Thailand needs to be more resilient to grow sustainably, Bank of Thailand (BoT) governor Sethaput Suthiwartnarueput said on Friday.
Mr Sethaput told a business seminar the country cannot take economic stability for granted, especially when risks from conflict in the Middle East may have high side effects.
Southeast Asia's second-largest economy grew just 1.8% year-on-year in the second quarter, sharply slowing from the previous quarter, as weak exports and investment undercut strength in tourism.
The central bank chief has said the economy is expected to grow close to forecast this year, but next year's outlook of 4.4% growth would be revised down if the government's handout plan was reduced.
On Friday, he said he was worried about high household and public debt, but that the country's external stability remains strong.
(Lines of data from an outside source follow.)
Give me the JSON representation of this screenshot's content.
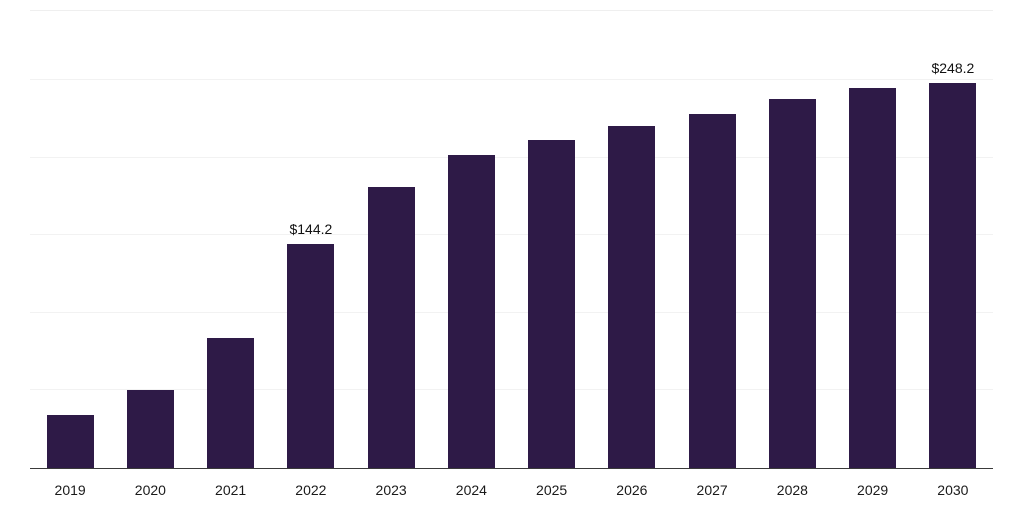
{
  "chart_data": {
    "type": "bar",
    "title": "",
    "xlabel": "",
    "ylabel": "",
    "categories": [
      "2019",
      "2020",
      "2021",
      "2022",
      "2023",
      "2024",
      "2025",
      "2026",
      "2027",
      "2028",
      "2029",
      "2030"
    ],
    "values": [
      34,
      50,
      84,
      144.2,
      181,
      201.5,
      211,
      220,
      228,
      237.5,
      245,
      248.2
    ],
    "data_labels": [
      "",
      "",
      "",
      "$144.2",
      "",
      "",
      "",
      "",
      "",
      "",
      "",
      "$248.2"
    ],
    "ylim": [
      0,
      295
    ],
    "grid_step": 50,
    "grid": true,
    "legend": false,
    "bar_color": "#2E1A47",
    "axis_color": "#3a3a3a",
    "gridline_color": "#f2f2f2",
    "label_color": "#1a1a1a"
  }
}
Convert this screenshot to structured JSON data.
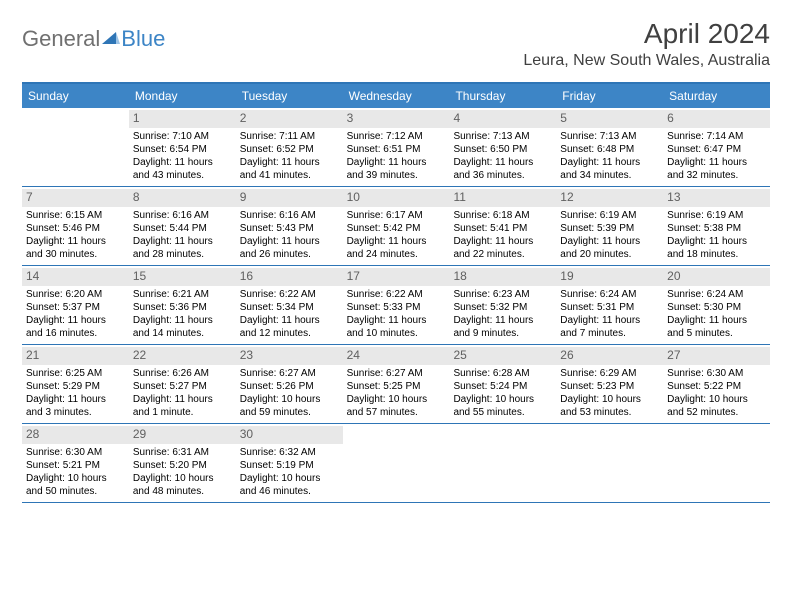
{
  "logo": {
    "text_general": "General",
    "text_blue": "Blue"
  },
  "title": "April 2024",
  "location": "Leura, New South Wales, Australia",
  "colors": {
    "header_bg": "#3d85c6",
    "header_text": "#ffffff",
    "border": "#2e75b6",
    "daynum_bg": "#e8e8e8",
    "daynum_text": "#606060",
    "body_text": "#000000",
    "title_text": "#404040"
  },
  "day_names": [
    "Sunday",
    "Monday",
    "Tuesday",
    "Wednesday",
    "Thursday",
    "Friday",
    "Saturday"
  ],
  "weeks": [
    [
      null,
      {
        "n": "1",
        "sr": "7:10 AM",
        "ss": "6:54 PM",
        "dl": "11 hours and 43 minutes."
      },
      {
        "n": "2",
        "sr": "7:11 AM",
        "ss": "6:52 PM",
        "dl": "11 hours and 41 minutes."
      },
      {
        "n": "3",
        "sr": "7:12 AM",
        "ss": "6:51 PM",
        "dl": "11 hours and 39 minutes."
      },
      {
        "n": "4",
        "sr": "7:13 AM",
        "ss": "6:50 PM",
        "dl": "11 hours and 36 minutes."
      },
      {
        "n": "5",
        "sr": "7:13 AM",
        "ss": "6:48 PM",
        "dl": "11 hours and 34 minutes."
      },
      {
        "n": "6",
        "sr": "7:14 AM",
        "ss": "6:47 PM",
        "dl": "11 hours and 32 minutes."
      }
    ],
    [
      {
        "n": "7",
        "sr": "6:15 AM",
        "ss": "5:46 PM",
        "dl": "11 hours and 30 minutes."
      },
      {
        "n": "8",
        "sr": "6:16 AM",
        "ss": "5:44 PM",
        "dl": "11 hours and 28 minutes."
      },
      {
        "n": "9",
        "sr": "6:16 AM",
        "ss": "5:43 PM",
        "dl": "11 hours and 26 minutes."
      },
      {
        "n": "10",
        "sr": "6:17 AM",
        "ss": "5:42 PM",
        "dl": "11 hours and 24 minutes."
      },
      {
        "n": "11",
        "sr": "6:18 AM",
        "ss": "5:41 PM",
        "dl": "11 hours and 22 minutes."
      },
      {
        "n": "12",
        "sr": "6:19 AM",
        "ss": "5:39 PM",
        "dl": "11 hours and 20 minutes."
      },
      {
        "n": "13",
        "sr": "6:19 AM",
        "ss": "5:38 PM",
        "dl": "11 hours and 18 minutes."
      }
    ],
    [
      {
        "n": "14",
        "sr": "6:20 AM",
        "ss": "5:37 PM",
        "dl": "11 hours and 16 minutes."
      },
      {
        "n": "15",
        "sr": "6:21 AM",
        "ss": "5:36 PM",
        "dl": "11 hours and 14 minutes."
      },
      {
        "n": "16",
        "sr": "6:22 AM",
        "ss": "5:34 PM",
        "dl": "11 hours and 12 minutes."
      },
      {
        "n": "17",
        "sr": "6:22 AM",
        "ss": "5:33 PM",
        "dl": "11 hours and 10 minutes."
      },
      {
        "n": "18",
        "sr": "6:23 AM",
        "ss": "5:32 PM",
        "dl": "11 hours and 9 minutes."
      },
      {
        "n": "19",
        "sr": "6:24 AM",
        "ss": "5:31 PM",
        "dl": "11 hours and 7 minutes."
      },
      {
        "n": "20",
        "sr": "6:24 AM",
        "ss": "5:30 PM",
        "dl": "11 hours and 5 minutes."
      }
    ],
    [
      {
        "n": "21",
        "sr": "6:25 AM",
        "ss": "5:29 PM",
        "dl": "11 hours and 3 minutes."
      },
      {
        "n": "22",
        "sr": "6:26 AM",
        "ss": "5:27 PM",
        "dl": "11 hours and 1 minute."
      },
      {
        "n": "23",
        "sr": "6:27 AM",
        "ss": "5:26 PM",
        "dl": "10 hours and 59 minutes."
      },
      {
        "n": "24",
        "sr": "6:27 AM",
        "ss": "5:25 PM",
        "dl": "10 hours and 57 minutes."
      },
      {
        "n": "25",
        "sr": "6:28 AM",
        "ss": "5:24 PM",
        "dl": "10 hours and 55 minutes."
      },
      {
        "n": "26",
        "sr": "6:29 AM",
        "ss": "5:23 PM",
        "dl": "10 hours and 53 minutes."
      },
      {
        "n": "27",
        "sr": "6:30 AM",
        "ss": "5:22 PM",
        "dl": "10 hours and 52 minutes."
      }
    ],
    [
      {
        "n": "28",
        "sr": "6:30 AM",
        "ss": "5:21 PM",
        "dl": "10 hours and 50 minutes."
      },
      {
        "n": "29",
        "sr": "6:31 AM",
        "ss": "5:20 PM",
        "dl": "10 hours and 48 minutes."
      },
      {
        "n": "30",
        "sr": "6:32 AM",
        "ss": "5:19 PM",
        "dl": "10 hours and 46 minutes."
      },
      null,
      null,
      null,
      null
    ]
  ],
  "labels": {
    "sunrise": "Sunrise:",
    "sunset": "Sunset:",
    "daylight": "Daylight:"
  }
}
In September, the BoT's Monetary Policy Committee unexpectedly raised the key interest rate by a quarter point to 2.50%, the highest in a decade, saying growth and inflation should pick up next year. It will next review policy on Nov 29.
The rate has been raised by total of 200 basis points since August last year to curb price pressures.
On Oct 28, Mr Sethaput said the current policy rate remained appropriate for the economy, but the BoT was ready to make adjustments if needed as he warned of increased global risks and concerns over the Middle East conflict.